Recent studies suggest that monkeys are able to learn nonhierarchical rule-based sequences (B. Wilson et al., 2015; B. Wilson et al., 2013). This ability has been interpreted as a phylogenetic precursor of processing hierarchical sequences. Similar precursors of processing hierarchical sequences have also been observed in infants (Friederici, Mueller, & Oberecker, 2011; Mueller, Friederici, & Männel, 2012). Both monkeys and human infants are equipped with weak dorsal connections between BA 44 and the temporal cortex. This renders the possibility that both human infants and nonhuman primates show a similar ability in processing rule-based sequences.

Infants have been shown to learn rule-based sequences (Saffran, Aslin, & Newport, 1996) and the rule-based dependency of nonadjacent elements in an auditory sequence (Gómez & Maye, 2005; Mueller et al., 2012) with ease. Such nonadjacent dependencies in auditory sequences in their simplest form are AxB structures in which A and B are constant syllables and the x syllable varies (e.g., as in syllable sequences le no bu, le gu bu). The ability to learn such nonadjacent dependencies is taken to be a precursor to learn syntactic dependencies in a natural language. An electrophysiological (EEG) study with 3-month-old infants revealed that violations in AxB sequences were reflected in a mismatch negativity (Mueller et al., 2012). Violations were either acoustic (pitch violation) or rule based (violation of a syllable sequence, AxC instead of AxB). Interestingly, the event-related brain potential (ERP) response in the acoustic pitch-related condition was predictive for the rule-based syllable condition, suggesting a correlation between the ability to detect acoustic violations and the ability to detect violation in rule-based syllable sequences.

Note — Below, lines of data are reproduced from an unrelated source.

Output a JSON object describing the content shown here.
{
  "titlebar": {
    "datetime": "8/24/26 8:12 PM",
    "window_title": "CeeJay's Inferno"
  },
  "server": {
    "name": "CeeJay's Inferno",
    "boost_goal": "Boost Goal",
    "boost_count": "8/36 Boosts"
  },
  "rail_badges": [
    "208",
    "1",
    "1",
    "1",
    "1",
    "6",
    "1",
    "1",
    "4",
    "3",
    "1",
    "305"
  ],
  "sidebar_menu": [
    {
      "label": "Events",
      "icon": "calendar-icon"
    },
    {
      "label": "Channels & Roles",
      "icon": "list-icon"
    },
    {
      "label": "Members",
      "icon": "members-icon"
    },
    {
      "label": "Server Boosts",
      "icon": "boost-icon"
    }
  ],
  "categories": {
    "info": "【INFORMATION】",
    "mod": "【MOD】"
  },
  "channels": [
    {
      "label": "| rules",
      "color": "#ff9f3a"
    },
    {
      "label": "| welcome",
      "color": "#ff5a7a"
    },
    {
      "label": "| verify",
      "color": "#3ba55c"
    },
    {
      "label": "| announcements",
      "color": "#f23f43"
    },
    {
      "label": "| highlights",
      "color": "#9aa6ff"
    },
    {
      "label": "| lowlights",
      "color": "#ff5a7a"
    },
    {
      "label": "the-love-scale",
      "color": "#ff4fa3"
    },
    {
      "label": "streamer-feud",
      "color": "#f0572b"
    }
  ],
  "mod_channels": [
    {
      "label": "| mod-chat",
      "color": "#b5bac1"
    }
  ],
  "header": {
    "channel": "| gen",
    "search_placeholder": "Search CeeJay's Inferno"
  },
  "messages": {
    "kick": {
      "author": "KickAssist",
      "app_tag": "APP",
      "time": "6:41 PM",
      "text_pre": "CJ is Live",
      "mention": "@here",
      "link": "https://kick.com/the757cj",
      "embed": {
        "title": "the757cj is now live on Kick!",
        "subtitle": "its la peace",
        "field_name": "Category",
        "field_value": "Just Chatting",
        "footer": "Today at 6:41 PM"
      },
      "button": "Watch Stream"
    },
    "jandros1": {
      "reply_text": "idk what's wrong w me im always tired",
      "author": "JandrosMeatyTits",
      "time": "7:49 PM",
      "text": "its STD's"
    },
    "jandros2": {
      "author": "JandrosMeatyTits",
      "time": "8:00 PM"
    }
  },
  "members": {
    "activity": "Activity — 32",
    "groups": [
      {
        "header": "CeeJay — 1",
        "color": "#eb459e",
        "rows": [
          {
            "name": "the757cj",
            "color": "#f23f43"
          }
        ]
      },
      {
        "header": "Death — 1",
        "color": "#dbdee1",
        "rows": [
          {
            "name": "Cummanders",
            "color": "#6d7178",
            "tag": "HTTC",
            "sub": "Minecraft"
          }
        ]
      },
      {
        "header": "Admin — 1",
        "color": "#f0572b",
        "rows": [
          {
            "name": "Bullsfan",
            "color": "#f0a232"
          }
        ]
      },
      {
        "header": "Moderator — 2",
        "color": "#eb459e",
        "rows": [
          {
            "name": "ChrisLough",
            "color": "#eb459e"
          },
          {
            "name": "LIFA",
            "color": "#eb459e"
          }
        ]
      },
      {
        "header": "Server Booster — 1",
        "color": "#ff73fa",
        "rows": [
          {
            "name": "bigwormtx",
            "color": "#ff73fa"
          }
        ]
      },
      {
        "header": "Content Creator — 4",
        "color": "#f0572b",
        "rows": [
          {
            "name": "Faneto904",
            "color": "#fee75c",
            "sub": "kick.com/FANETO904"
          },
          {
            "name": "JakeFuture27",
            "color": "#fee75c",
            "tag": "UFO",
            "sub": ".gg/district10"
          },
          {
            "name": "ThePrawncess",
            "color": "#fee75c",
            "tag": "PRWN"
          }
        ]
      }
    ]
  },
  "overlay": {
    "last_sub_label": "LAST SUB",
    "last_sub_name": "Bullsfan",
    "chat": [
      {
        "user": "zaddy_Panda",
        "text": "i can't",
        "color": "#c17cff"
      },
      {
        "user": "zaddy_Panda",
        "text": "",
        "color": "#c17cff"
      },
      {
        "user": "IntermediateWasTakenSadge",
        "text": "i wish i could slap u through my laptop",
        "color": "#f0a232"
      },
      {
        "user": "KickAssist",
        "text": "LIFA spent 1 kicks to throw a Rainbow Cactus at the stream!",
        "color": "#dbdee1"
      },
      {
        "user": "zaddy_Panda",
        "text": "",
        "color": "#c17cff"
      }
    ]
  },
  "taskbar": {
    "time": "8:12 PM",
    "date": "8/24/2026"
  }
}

To see to what extent human infants and nonhuman primates show similar sequence processing abilities, a recent EEG study with macaques (Milne et al., 2016) used the very same stimulus material as those used by Mueller et al. (2012) with human infants and adults. The ERP results of the monkeys revealed an ERP pattern similar to those of human infants, but different to those of human adults. These data provide support for the view that monkeys’ processing abilities for rule-based sequences are comparable to those of human infants. This goes together with a structurally comparable maturational and evolutionary status of the dorsal fiber tract connecting BA 44 and posterior temporal cortex.


The data discussed lead to the tentative conclusion that the neural circuit, consisting of BA 44 and the posterior superior temporal cortex connected via a dorsally located fiber tract, may be seen as a crucial evolutionary advancement toward the unique human faculty of language.